Like 2019, Jubinville predicts in 2020 generally subdued and suppressed markets, followed by shorter periods of frenzied selling.
“We are still in an environment where markets are held lower than maybe they would be, punctuated by periods of whatever the reasons of the day are to give us a bounce in the marketplace,” Jubinville confirms. “And those are going to be our selling opportunities. I see opportunities coming from time to time to sell which will give us a reasonably profitable price … It’s going to be short-term bounces in my mind instead of a real turn higher.”
Feed barley continues to lead the charge in local markets, says Jubinville, and actually has no international equivalent— it’s purely a supply and demand issue in Canada which is driving those markets higher.
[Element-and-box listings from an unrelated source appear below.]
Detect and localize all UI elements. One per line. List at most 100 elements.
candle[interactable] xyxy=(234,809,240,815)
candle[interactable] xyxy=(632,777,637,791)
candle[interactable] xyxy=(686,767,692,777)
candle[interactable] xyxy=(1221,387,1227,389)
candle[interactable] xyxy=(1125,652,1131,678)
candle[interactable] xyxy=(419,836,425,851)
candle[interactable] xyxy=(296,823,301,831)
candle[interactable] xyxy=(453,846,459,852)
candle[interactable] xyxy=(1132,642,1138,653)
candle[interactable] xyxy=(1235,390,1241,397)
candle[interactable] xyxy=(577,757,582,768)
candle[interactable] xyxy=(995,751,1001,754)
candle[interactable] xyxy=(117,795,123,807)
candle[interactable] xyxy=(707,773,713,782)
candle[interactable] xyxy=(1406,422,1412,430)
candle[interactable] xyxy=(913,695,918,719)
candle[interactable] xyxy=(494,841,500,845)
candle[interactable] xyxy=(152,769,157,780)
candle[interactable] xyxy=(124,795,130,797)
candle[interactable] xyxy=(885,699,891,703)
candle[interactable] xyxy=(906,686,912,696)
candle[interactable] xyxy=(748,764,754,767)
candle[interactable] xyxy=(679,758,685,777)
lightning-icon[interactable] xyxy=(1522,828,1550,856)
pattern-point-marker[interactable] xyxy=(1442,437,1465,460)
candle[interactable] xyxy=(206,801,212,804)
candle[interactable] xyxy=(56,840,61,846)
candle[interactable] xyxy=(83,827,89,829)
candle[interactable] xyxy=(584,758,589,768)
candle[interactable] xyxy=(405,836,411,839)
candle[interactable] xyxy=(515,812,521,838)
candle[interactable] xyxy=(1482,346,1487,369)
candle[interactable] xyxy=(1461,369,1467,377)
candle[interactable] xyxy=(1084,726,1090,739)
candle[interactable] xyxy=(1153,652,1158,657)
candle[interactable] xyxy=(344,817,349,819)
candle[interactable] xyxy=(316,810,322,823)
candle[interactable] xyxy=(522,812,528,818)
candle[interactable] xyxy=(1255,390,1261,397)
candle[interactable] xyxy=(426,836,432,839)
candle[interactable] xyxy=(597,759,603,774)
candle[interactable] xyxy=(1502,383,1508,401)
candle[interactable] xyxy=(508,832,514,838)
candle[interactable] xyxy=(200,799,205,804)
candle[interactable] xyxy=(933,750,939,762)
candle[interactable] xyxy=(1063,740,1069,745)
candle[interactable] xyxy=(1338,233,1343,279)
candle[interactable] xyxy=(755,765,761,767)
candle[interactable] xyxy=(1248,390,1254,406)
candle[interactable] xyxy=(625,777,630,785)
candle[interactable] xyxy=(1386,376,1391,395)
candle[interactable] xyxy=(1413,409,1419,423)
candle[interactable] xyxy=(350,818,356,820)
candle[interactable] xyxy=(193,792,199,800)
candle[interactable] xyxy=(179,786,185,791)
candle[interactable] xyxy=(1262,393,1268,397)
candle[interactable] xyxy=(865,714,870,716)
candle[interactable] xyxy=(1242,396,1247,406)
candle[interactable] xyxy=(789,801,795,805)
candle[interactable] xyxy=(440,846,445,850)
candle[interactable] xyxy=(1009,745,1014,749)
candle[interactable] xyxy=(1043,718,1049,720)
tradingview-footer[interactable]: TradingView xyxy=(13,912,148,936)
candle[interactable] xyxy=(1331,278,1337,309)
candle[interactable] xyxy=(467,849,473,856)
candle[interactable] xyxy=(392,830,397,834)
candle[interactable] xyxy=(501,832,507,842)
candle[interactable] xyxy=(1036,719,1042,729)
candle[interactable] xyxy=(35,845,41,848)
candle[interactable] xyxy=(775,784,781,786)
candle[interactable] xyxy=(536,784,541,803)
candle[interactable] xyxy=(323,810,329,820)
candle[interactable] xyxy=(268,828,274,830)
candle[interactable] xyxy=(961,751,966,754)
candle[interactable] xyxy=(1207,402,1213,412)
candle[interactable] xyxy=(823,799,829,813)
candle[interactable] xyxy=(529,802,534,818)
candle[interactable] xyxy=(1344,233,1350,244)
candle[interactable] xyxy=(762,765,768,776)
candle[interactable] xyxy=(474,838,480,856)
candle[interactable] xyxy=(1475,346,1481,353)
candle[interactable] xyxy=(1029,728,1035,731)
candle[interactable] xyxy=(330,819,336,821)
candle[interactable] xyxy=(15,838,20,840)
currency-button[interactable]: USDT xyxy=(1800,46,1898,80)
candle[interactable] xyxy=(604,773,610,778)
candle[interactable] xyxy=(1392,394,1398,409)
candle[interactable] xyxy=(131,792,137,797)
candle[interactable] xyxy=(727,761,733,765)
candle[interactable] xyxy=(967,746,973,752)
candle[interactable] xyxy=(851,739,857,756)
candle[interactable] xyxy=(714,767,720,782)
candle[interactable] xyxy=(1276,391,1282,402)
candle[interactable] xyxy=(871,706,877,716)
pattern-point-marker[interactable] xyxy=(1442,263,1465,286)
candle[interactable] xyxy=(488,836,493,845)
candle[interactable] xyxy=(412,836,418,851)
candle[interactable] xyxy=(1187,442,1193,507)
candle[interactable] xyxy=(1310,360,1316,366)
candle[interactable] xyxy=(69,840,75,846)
“The barley story is a strange one,” he admits. “We are not short barley; it’s out there. There are some questions about quality because much of it was harvested under high moisture, and there are sprouting issues, but the overall supply of barley is there. The problem is it is in the wrong position. Relative to Southern Alberta, which has encountered two relatively dry growing seasons and short crops— there is no significant reserve of feed barley here. And you have a cattle feeding industry that is going full out at the moment; demand is high.
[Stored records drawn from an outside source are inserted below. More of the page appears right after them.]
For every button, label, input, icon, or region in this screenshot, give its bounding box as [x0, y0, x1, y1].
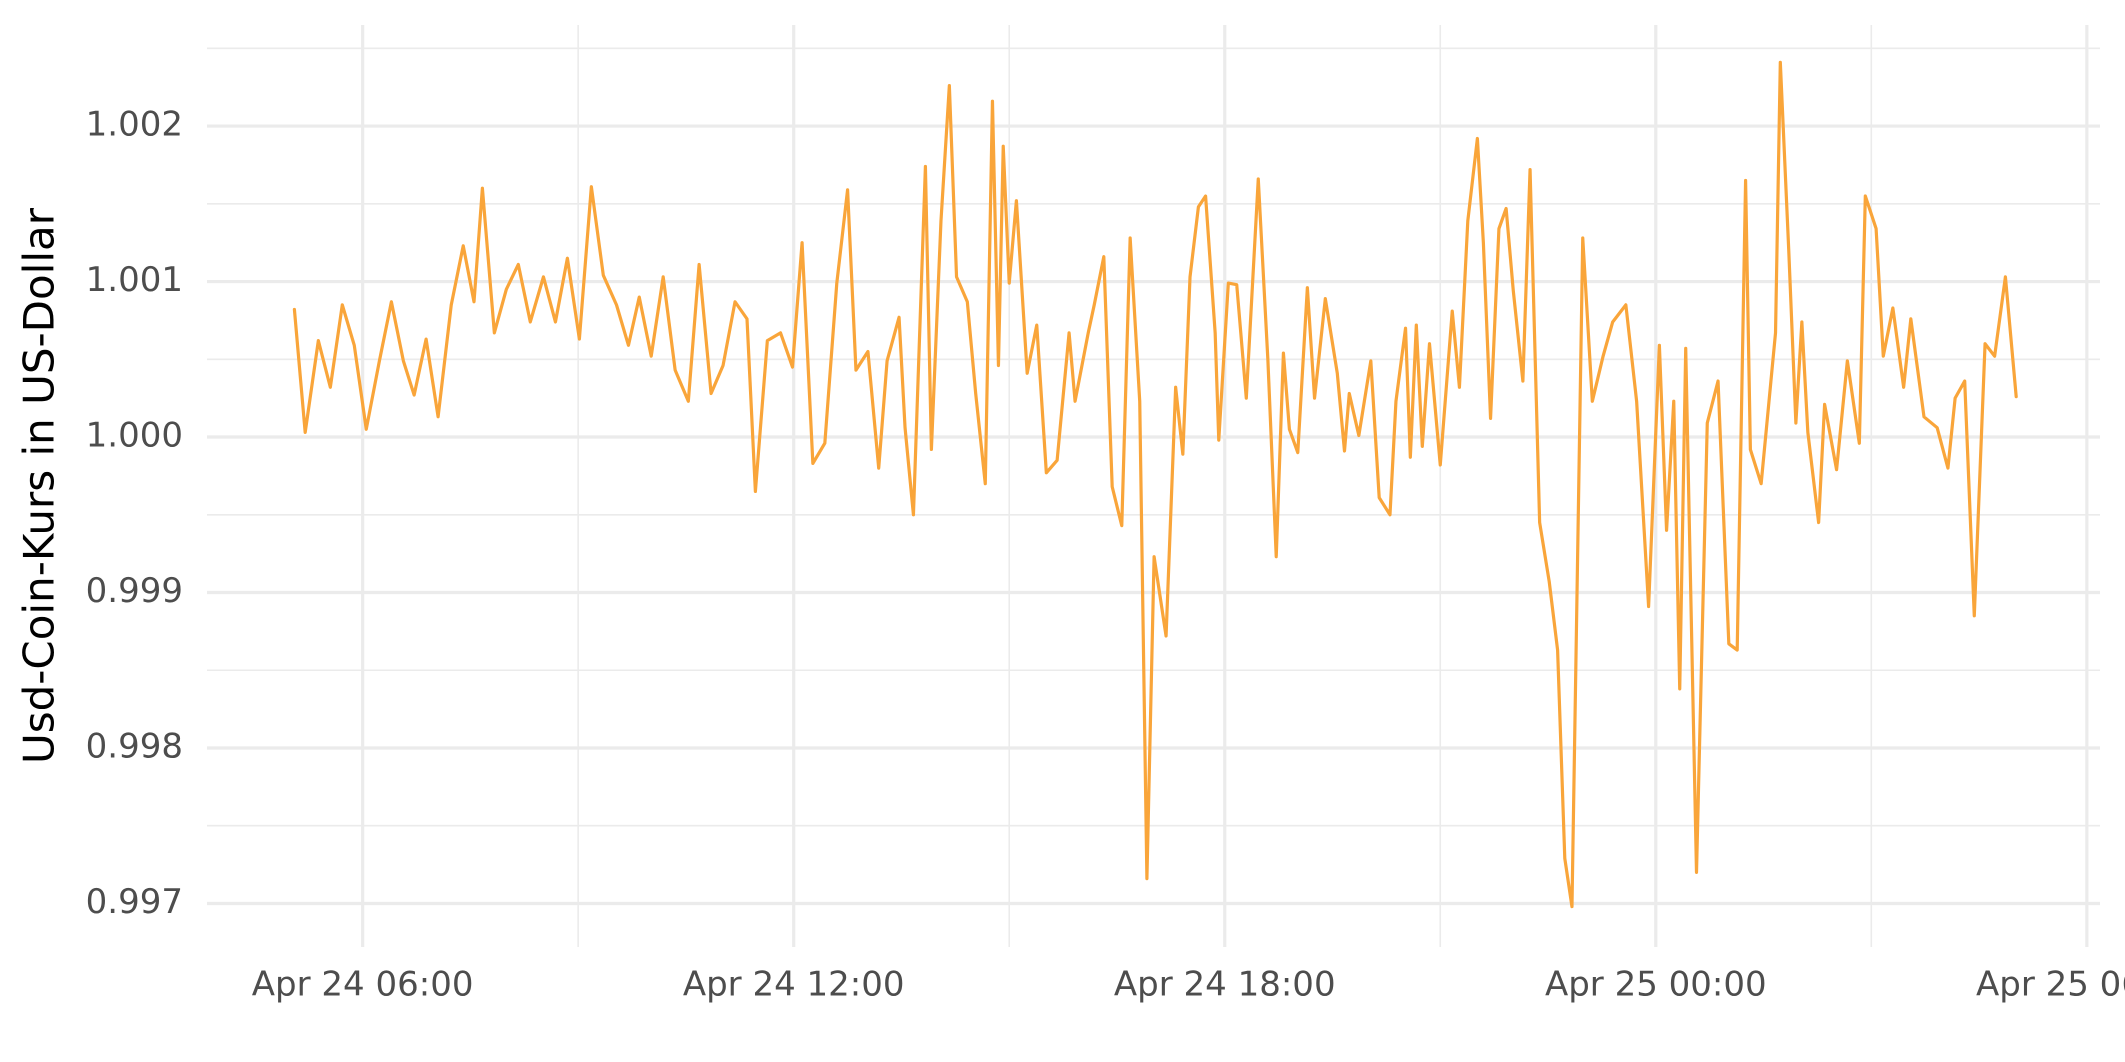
x-tick-label: Apr 25 06:00 — [1976, 965, 2125, 1005]
y-tick-label: 0.998 — [86, 726, 183, 766]
price-line — [292, 60, 2018, 909]
x-tick-label: Apr 24 18:00 — [1114, 965, 1336, 1005]
y-tick-label: 1.000 — [86, 416, 183, 456]
y-tick-label: 1.001 — [86, 260, 183, 300]
y-tick-label: 0.997 — [86, 882, 183, 922]
y-axis-title: Usd-Coin-Kurs in US-Dollar — [15, 207, 64, 764]
x-tick-label: Apr 24 06:00 — [252, 965, 474, 1005]
y-tick-label: 0.999 — [86, 571, 183, 611]
grid — [207, 25, 2100, 947]
y-tick-label: 1.002 — [86, 105, 183, 145]
x-tick-label: Apr 24 12:00 — [683, 965, 905, 1005]
x-tick-label: Apr 25 00:00 — [1545, 965, 1767, 1005]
“But our ability to transport barley from the surplus areas to the deficit areas is limited relative to the strength of the demand.”
Jubinville expects some market correction in 2020 as suppliers ramp things up to fill the void, but still expects good prices on barley in the months ahead despite that.
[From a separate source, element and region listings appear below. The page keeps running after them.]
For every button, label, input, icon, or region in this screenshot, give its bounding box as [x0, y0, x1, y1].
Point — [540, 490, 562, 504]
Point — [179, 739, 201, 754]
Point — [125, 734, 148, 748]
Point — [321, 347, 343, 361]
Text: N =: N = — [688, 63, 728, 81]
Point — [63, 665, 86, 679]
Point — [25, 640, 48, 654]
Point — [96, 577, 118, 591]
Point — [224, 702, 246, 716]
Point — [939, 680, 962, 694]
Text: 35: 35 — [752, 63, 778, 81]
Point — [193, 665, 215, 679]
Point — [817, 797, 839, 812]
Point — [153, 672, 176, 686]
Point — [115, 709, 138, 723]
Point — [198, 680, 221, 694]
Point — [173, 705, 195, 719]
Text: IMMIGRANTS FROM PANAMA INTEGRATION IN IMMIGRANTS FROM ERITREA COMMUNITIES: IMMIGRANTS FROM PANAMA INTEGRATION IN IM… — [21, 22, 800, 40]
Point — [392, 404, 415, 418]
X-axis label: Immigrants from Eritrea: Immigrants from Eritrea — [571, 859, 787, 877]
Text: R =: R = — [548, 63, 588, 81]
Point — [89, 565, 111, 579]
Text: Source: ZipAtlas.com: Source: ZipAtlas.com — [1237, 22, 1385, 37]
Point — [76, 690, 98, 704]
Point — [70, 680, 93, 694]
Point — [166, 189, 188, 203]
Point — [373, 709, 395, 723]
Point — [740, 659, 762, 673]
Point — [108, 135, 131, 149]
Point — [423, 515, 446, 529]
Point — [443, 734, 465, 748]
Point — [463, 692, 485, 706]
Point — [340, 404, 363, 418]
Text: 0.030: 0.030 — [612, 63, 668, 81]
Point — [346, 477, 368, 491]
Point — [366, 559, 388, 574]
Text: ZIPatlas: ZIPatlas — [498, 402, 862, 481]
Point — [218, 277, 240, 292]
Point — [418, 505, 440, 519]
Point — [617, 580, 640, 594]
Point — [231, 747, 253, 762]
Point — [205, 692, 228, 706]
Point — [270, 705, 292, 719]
“Maybe that gets settled in time because trucking premiums have been elevated this fall season,” he explains. “Maybe it draws more trucks back into the system. We will probably hear of train shuttles bringing barley in from western and central areas of Saskatchewan into Southern Alberta. Maybe that will help alleviate the transportation issue. All of that probably happens, and will help address this scenario to some extent, but I expect relative to the amount of supply we have out there prices will probably hold up better than probably that supply-demand balance will suggest.”
In fact, in some ways Jubinville admits he is an optimist when it comes to forecasting rebounds in other markets as well, such as pulses and durum in 2020.
“It’s not an all doom and gloom thing,” Jubinville states, referring to global market outlooks. “Look at pulses, we go through spikes in market and we come back down just as quickly. We go through a two-year period of basing. We’ve gone through our two-year period of basing now; so I feel little more optimistic on the pulses than I did at this time last year.
“In fact, my advice to growers is: While you may have been disappointed with your returns on pulses in general these past two years general to extraordinary prices we saw before that. This is probably not the time to take pulses out of your rotation.
“And there is a lot of durum growers in this region throughout Southern Alberta,” he adds, “and, to me, I suspect given we saw as much as $9 a bushel offered early in the spring and in September, early October— a great price if you had the quality to meet it I think we either get a bump in the market later this winter, and given our supply balances, from both U.S. and Canadian perspective—as tight as I suspect they are going to be— next year might not be that bad either.”
With wheat though, Jubinville feels there is perhaps less reason for optimism.
“The overall perspective on wheat to me can’t be anything but still bearish,” he opines. “The global supply scenario is just too great; however, I do envision periods of time where we do have these three to six week periods where those demand elements kick in. Opportunities for farmers on wheat isn’t going to be a broad-based rally, it’s going to be a localized thing where a basis special gets offered.”
This is where the pounce-bounce factor kicks in, explains Jubinville— not just for wheat, but all crop-selling opportunities.
“Eyes wide open in this environment,” Jubinville advises, “because margins are tight and the opportunities can be fleeting. Certainly knowing what you have to sell in terms of quality, and canvassing that amongst the candidates to purchase your grains, pulses or oilseeds in the local market.
“Understanding that and having that relationship in place already, and looking for those short-term opportunities; this is going to be how we as farmers get through this until the next big opportunity comes along.”